Главным недостатком «Карлы» была дикая вспыльчивость, в порыве которой он даже начинал прыгать, как индейский петух, и ругаться на трех языках. Впрочем, он был отходчив, то есть скоро успокаивался и делался другим человеком. Дядя Ипатыч уважал «Карлу», потому что по всякому фабричному делу «он собаку съел», особенно по доменному производству.
— Точно носом чует, — удивлялся Ипатыч, — ты еще не подумал, а он уж учуял.
Что «Карла» был строг и ругался, это еще ничего; но рабочие не любили его главным образом за то, что он всегда держал свое слово: скажет, как топором отрубит. Его нельзя было ни упросить, ни умолить.
— Мой сказал — конец, — отвечал «Карла» на все вопросы.
Особенно не любил «Карла» прогульных и послепраздничных дней, когда рабочие не выходили на работу.
— Ти кушаешь каждый день, я кушаю каждый день, — коротко объяснял он, посасывая коротенькую трубочку. — Ти должен работать каждый день, я должен работать каждый день, всякая скотина должна работать каждый день, если она хочет кушать… Ти будешь пьян, я будешь пьян, весь завод будешь пьян… Завод знает свою работу, — ему не нужен твой праздник…
Дядя Ипатыч по праздникам, когда уходил домой обедать, возвращался под домну слегка навеселе, и «Карла» грозил ему пальцем, приговаривая:
— О, я тебе дам праздник на голова. Ти мне козла садил будешь.
Впрочем, доменного мастера «Карла» любил и часто делал вид, что не замечает его нетвердой походки, красных глаз и заговаривающегося языка.
— Уж лучше бы обругался, — бормотал дядя Ипатыч, когда управитель уходил. — Душеньку выматывает, проклятый немчура…
«Карла» был совсем не немец, а чистокровный француз, и звали его не Карлом, а Густавом. А свою кличку он получил по наследству: в соседнем Кловском заводе служил когда-то управитель, немец Карл Мейер.

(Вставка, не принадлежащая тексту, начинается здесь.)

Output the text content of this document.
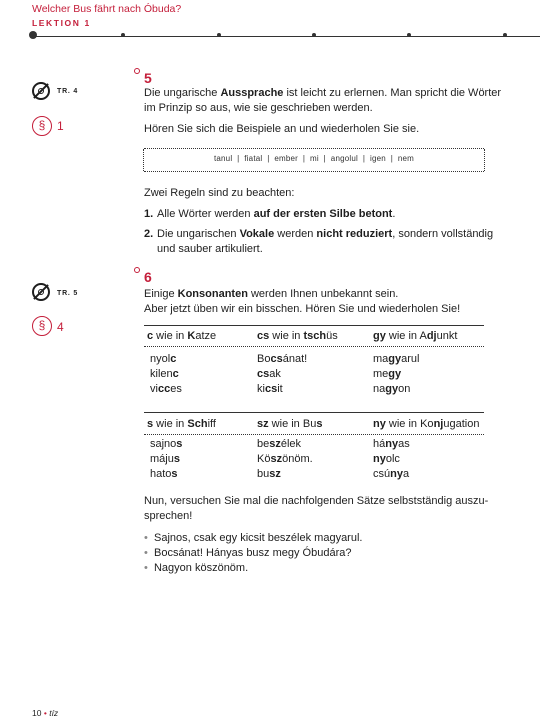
Welcher Bus fährt nach Óbuda?
LEKTION 1
TR. 4
§ 1
5
Die ungarische Aussprache ist leicht zu erlernen. Man spricht die Wörter
im Prinzip so aus, wie sie geschrieben werden.
Hören Sie sich die Beispiele an und wiederholen Sie sie.
tanul  |  fiatal  |  ember  |  mi  |  angolul  |  igen  |  nem
Zwei Regeln sind zu beachten:
1. Alle Wörter werden auf der ersten Silbe betont.
2. Die ungarischen Vokale werden nicht reduziert, sondern vollständig
und sauber artikuliert.
TR. 5
§ 4
6
Einige Konsonanten werden Ihnen unbekannt sein.
Aber jetzt üben wir ein bisschen. Hören Sie und wiederholen Sie!
c wie in Katze	cs wie in tschüs	gy wie in Adjunkt
nyolc	Bocsánat!	magyarul
kilenc	csak	megy
vicces	kicsit	nagyon
s wie in Schiff	sz wie in Bus	ny wie in Konjugation
sajnos	beszélek	hányas
május	Köszönöm.	nyolc
hatos	busz	csúnya
Nun, versuchen Sie mal die nachfolgenden Sätze selbstständig auszu-
sprechen!
• Sajnos, csak egy kicsit beszélek magyarul.
• Bocsánat! Hányas busz megy Óbudára?
• Nagyon köszönöm.
10 • tíz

Ванька и боялся немца «Карла» и еще больше ненавидел его. Немец казался ему таким злым. Недаром все рабочие боялись его, как огня. На его глазах «Карла» отказал Пимке Мятлеву, работавшему у обжимочного молота подмастерьем, прогнал из-под домны литуха Спирьку, трех слесарей, — вообще, сколько народу из-за «Карлы» осталось без работы! Кроме фабрики, какая у них работа?.. Раньше-то все как хорошо жили, а как прогнал их «Карла», так все и захудали. Уволенные рабочие под пьяную руку грозились даже убить проклятого «Карлу», и Ванька понимал их. Он сам иногда думал, что хорошо было бы запустить в «Карлу» хорошим камнем.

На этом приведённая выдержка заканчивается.